Saturday night was not just another night. I couldn’t get parking. The patrons were overflowing. I asked one of the security ranks what was going on. He said there was a big sale on. I looked at the types and models of vehicles in the parking lot and yes, you would think you were in rich Singapore or oil wealthy, Trinidad. You look at the folks going into the mall and you wonder if this is the real Guyana. It is not.
That Saturday as I watched at the people on the Giftland turf, I couldn’t get out of my mind the image of that cook in the newspapers who died after the truck she was travelling in was stuck on the muddy road for two days. She was trying to get to her work place. She was earning her living as a working class employee.
She had to use the only trail that leads to the Cuyuni-Mazuruni district. The track is referred to as the Puruni Road. The post mortem revealed she died from ruptured arteries. With my limitation of medical science, I am guessing that she was stressed out and hypertension ensued and she burst some vessels.
When you see photographs of this strip, it makes you extremely livid. How can any government of decent leaders allow their citizens operating in the gold industry to use that pathway? Is there money to transform it from a trail to road? Yes, but our leaders spend more on luxuriating things.
I can think of the cost of the dozens of billboards around Guyana announcing the 2018 national budget or the dozens of millions spent by UG on entertainments and high priced conferences. This woman was a mother. Her children must find the manner of her death very painful.
Then there is the situation of an eleven-year old boy of East Canje who lost his sight when his eye was struck by a nail that was pelted at him. According to this newspaper, he couldn’t get treatment at the New Amsterdam Hospital because there was no doctor on duty.
In a Caribbean country in the 21st century, the second largest hospital in the country did not have a doctor to treat a little boy in an emergency situation. Where was that doctor? Why he/she was not disciplined? You want to know why? Because the little boy doesn’t have parents who have status and wealth.
Then there was the case of bodies rotting at the New Amsterdam hospital morgue because the morgue was not functioning. The rotting bodies occurred in 2019. Now here is what I wrote in my column of Friday, September 3, 2010: “The Georgetown Public Hospital has run out of HIV drugs and had to borrow from a small neighbour, Suriname. Public mortuaries do not function. The stories of rotting bodies are common place.”

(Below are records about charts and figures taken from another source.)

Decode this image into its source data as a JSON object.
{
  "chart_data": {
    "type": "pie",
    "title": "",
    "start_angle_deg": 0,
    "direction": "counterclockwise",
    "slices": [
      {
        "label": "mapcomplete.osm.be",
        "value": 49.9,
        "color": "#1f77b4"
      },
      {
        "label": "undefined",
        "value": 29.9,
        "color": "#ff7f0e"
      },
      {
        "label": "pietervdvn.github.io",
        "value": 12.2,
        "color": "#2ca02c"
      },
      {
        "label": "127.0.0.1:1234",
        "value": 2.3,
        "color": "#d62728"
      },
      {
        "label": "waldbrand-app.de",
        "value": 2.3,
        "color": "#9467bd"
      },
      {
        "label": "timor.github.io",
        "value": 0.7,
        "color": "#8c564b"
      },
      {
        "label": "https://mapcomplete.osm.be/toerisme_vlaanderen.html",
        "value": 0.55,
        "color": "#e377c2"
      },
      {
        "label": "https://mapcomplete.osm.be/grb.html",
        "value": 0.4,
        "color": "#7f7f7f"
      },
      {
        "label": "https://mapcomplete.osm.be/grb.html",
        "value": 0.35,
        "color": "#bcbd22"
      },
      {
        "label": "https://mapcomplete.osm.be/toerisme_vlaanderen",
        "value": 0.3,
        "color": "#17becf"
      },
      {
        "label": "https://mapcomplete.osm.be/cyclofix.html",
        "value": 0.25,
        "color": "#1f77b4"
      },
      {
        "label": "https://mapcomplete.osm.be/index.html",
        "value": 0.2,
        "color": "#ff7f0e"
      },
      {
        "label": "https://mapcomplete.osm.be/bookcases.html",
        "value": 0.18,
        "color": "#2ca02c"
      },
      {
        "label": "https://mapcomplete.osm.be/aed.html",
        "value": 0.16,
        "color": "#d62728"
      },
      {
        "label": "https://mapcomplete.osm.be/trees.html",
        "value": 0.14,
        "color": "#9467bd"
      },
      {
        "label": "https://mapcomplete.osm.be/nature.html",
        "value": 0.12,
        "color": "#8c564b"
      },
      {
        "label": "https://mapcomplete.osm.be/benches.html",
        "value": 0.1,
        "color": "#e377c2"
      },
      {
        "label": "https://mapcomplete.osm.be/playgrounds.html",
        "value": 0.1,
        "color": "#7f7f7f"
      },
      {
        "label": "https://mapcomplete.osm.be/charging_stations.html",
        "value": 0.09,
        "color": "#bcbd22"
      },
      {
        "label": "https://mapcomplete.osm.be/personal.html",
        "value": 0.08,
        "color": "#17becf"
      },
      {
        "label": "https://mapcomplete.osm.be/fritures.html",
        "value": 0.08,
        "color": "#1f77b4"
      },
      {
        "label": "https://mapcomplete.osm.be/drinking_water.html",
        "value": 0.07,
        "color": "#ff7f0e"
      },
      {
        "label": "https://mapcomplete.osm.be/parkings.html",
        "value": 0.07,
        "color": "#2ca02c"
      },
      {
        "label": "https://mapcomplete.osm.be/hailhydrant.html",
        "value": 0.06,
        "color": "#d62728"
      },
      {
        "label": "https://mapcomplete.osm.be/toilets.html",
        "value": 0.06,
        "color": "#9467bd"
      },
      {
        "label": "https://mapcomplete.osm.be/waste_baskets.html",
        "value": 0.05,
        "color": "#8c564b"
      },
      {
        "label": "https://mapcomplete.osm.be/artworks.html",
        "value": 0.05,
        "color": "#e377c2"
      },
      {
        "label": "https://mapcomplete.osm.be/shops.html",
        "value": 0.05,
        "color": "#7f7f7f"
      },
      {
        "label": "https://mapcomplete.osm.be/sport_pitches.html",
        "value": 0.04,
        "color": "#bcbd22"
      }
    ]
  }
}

May I remind you that this article was written eight years ago? I did another piece on rotting bodies when the mortuary broke down in Essequibo. The relatives who came in from abroad for the funeral saw their loved one in a decayed state.
These morbidities flash in my mind whenever I am with my dog at the Giftland Mall and I am gazing at the glitzy folks and their expensive cars.
Is this the real Guyana I am looking at? Or is there a sad, tragic Guyana that does not belong to the 21st century? How does a child feel when he/she hears that his/her mother died from stress after the truck she was in was stuck in mud for two days? How does a parent feel when he knows that his child’s eye could have been saved if there was a doctor on duty at the only hospital that was available in their district?
When Charrandass said, “Yes, yes” in parliament , there was an APNU+AFC parliamentarian that kept shouting; “No Charran, no Charran, no Charran.” I keep getting these emails from diaspora folks saying; “No Freddie, no Freddie. Why do you support the no confidence vote?” So I plan to wake up tomorrow shouting; “Yes, Freddie yes, yes Freddie, yes Freddie.” I will do so in sympathy with the poor blind boy, and the unfortunate dead cook.